If things go as rumored, the iPhone will switch to a USB-C connector in just a few weeks for the iPhone 15. This ends a will they or won’t they quite frankly lasted almost as long as Mulder and Scully. The USB Type C Connector is not new to Apple. In fact, entire generations of Macs that use this connector have been removed from support for macOS Sonoma. Nobody outside of Apple knows exactly why it took eight years to introduce this to the iPhone, so let’s look at the technology and its disadvantages.
What is USB-C?
Exactly what USB-C is frankly confuses people. It’s not a technology itself, but a connector. It’s designed to replace multiple different connectors with a single one that is just slightly larger than Apple’s proprietary Lightning connector. Essentially it replaces USB Type A, USB Type B, Micro USB, Mini USB, USB-B 3.0, Mini- Displayport, Displayport, Mini-HDMI, HDMI, and Thunderbolt with a single port.

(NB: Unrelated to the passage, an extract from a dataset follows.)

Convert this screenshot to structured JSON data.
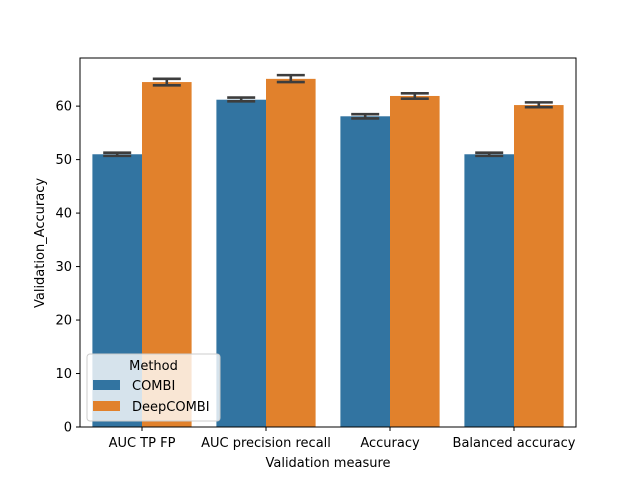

Where it gets confusing, anyone USB-C port may not do all of that. It can be charge only, USB 2.x, USB 3.x, 4.x, data, Thunderbolt 3 or 4 with Displayport or HDMI alternative modes. In other words, unless you buy a Thunderbolt 4 cable and use it with a Thunderbolt 4 port, you cannot be entirely sure your port can do all of that. In fact, with Apple’s current iPad Line up, the iPad 10 uses USB 2.0 USB-C, the iPad mini 6 has a 5Gbps USB-C Port, the iPad Air 5 has a 10Gbps USB-C Port, and the M2 iPad Pro has Thunderbolt 3/ USB 4 using the Type-C connector. Yeah, it gets confusing. However, the confusion is among experienced users. The vast majority of users I’ve talked to do not use their iPhone for data transfer, they only charge it. The Type-C connector on any Mac or iPad can charge using any standard USB-C Power brick. Ironically, so can the vast majority of non-Apple phones and devices.
Lightning was revolutionary when it replaced Apple’s 30-pin connector just shy of 11 years ago. It was impossibly small, reversible, and magnetic, and the USB 2.0 data speeds were pretty speedy at the time. As it’s phased out, it should be something that is very fondly remembered by the Apple faithful. In fact, it was the inspiration of USB Type-C, which Apple introduced to the 12” MacBook in 2015, the MacBook Pro the following year, and the MacBook Air in 2018. The Mac pushed the adoption of the type-C connector and the industry followed for computers, phones, tablets, and accessories. The holdout was ironically Apple’s mobile devices and accessories.
So what’s the legacy of Lighting in 2023? Confusion. I have a family member with a MacBook Air 4th gen. to my family member, the cable looks the same as the lighting cable going to their iPhone. They are confused as to why this cable will work with their tablet, my Mac, and the Android phone of a family friend, but not their iPhone. The same goes for the lighting version of the silver Apple TV remote. They do not care which version of USB or Thunderbolt or HDMI or DisplayPort the port supports. The overwhelming majority of iPhone users are not tech-savvy. They do not care that a USB 2.0 USB-C cable wouldn’t have any speed advantages over Lighting. They care able being able to charge their devices from the same cable. USB-C became the standard cable of the industry years ago. When Apple introduced the iPhone of the future in 2017, the iPhone X, it should have been USB-C with 2.0 speeds.
While the data side is a mess, having a single device connector that can charge any iPhone, iPad, Mac, or accessory fulfills the Apple promise of it just works.